Think about your average week. You awake each day facing a tireless task of “renovating” your world. This involves managing a household, and/or working a job. It involves school or university classes and projects. It may include meetings to minister to others. You face the seeming endless daily grind of this-and-that responsibility. Life can be exhausting. And, if we are not careful, the busyness of life can dull the blade of our soul, resulting in what seems to be a frustrating, fruitless and even futile existence. Therefore, we need daily down-time in the word and prayer before facing the pressures awaiting us. If we don’t take the time to sharpen our soul, we (and those we love) could, in the long, run pay a heavy price.

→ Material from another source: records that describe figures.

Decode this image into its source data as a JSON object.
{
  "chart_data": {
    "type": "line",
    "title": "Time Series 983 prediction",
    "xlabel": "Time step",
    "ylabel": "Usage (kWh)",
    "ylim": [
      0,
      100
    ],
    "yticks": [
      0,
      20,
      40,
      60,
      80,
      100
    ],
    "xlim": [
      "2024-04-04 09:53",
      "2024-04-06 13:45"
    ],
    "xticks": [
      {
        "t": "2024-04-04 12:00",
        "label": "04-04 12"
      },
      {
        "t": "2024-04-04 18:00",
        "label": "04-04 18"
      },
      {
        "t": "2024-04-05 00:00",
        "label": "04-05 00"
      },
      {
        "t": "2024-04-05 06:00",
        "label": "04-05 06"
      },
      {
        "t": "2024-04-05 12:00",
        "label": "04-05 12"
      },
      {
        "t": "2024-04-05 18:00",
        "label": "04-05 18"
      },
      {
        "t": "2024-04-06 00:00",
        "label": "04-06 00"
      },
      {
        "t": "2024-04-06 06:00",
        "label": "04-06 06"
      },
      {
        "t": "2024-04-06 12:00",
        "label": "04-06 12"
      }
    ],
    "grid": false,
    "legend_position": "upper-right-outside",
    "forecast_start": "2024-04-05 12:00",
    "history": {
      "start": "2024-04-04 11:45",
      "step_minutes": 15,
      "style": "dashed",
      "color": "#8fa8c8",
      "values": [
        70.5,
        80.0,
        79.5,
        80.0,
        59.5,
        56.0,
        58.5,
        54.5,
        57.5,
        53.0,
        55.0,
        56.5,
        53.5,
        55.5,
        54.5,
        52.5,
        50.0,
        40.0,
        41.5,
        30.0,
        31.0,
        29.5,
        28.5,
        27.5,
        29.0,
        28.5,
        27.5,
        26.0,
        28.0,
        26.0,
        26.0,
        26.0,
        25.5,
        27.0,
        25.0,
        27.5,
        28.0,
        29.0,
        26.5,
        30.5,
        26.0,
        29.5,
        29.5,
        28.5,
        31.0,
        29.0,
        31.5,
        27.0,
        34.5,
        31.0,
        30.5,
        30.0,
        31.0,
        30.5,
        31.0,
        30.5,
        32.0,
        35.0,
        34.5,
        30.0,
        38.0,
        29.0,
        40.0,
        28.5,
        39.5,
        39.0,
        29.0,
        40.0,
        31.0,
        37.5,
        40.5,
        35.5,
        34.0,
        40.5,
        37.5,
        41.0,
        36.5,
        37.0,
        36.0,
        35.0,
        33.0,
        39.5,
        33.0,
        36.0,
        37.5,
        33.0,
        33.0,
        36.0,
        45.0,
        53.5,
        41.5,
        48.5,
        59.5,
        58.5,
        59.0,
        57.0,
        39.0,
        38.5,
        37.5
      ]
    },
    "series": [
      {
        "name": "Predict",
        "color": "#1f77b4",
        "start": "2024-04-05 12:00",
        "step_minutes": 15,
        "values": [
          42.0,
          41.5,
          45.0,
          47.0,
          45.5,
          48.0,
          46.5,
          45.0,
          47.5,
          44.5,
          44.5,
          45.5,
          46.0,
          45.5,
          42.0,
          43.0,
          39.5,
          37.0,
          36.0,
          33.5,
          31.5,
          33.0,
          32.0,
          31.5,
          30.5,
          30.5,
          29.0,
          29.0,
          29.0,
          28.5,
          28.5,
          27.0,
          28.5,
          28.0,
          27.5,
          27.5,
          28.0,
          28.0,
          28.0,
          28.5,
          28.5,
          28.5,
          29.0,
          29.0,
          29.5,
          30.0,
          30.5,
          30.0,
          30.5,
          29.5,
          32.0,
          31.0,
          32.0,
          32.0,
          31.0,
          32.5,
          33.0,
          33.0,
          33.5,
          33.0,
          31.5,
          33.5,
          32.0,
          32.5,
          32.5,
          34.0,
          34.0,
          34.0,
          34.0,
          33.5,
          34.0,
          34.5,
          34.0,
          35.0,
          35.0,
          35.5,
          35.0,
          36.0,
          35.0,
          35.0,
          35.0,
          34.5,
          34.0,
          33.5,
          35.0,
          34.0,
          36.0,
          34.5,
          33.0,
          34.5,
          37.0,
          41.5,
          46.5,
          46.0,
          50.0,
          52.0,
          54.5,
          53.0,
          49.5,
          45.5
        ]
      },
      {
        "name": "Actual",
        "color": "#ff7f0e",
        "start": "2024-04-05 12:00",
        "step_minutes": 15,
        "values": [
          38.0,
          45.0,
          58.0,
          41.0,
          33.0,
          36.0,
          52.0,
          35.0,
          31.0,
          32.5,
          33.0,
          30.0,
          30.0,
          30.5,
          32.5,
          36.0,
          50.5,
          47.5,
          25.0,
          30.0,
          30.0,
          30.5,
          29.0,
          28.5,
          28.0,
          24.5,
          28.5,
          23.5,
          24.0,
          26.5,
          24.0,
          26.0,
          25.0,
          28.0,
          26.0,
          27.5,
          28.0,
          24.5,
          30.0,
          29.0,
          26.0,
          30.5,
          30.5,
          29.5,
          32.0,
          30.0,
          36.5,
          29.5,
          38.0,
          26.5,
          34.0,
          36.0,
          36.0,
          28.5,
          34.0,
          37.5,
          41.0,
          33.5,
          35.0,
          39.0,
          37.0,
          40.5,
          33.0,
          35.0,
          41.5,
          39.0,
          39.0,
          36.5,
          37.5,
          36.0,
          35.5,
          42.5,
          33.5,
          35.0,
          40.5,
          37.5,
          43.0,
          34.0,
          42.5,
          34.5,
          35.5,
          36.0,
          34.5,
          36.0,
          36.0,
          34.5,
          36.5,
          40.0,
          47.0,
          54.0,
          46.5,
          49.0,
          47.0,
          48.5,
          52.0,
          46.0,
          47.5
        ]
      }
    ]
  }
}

While renovating my bathroom, I found it interesting that, once my chisel was sharpened, I hit my hand less than when the blade was dull. There was far less pain because of a break now and then to sharpen the blade. If we will take the time to spiritually prepare, then perhaps there will be less unnecessary pain. If we learn to take the time to prepare and to guard our hearts, this will often result in less mistreatment of others thus reducing their pain, as well as our own pain of a guilty conscience.

We should also consider another means to sharpening the blade of our life: God’s gift of a weekly sabbatical. The Lord’s Day, the first day of the week—Sunday—is God’s weekly means to make us more effective in the week ahead. We neglect this privilege to our peril.

Sadly, many if not most Christians keep chiselling away at life on Sundays and so the rest of the week is far more restless—and more fruitless—than it needs to be. If, however, the Christian guards this day, calling it a delight (Isaiah 58:13), she will find herself sharpened for the work of the week ahead. Again, if we don’t take a break, then, in the long run, we will find ourselves unnecessarily fatigued in our spirit (and our body), and this means that we might find ourselves speechless when otherwise we could be declaring the goodness of the Lord.

I’m learning that being speechless is sometimes a gracious means to be being sharpened, for the good of others, for my own personal growth, and for the glory of God. And though you may not have laryngitis, you too need a break. Take one. Sharpen the chisel of your life. Then, let’s work together to “renovate” our world by the gospel of the grace of God, for his glory.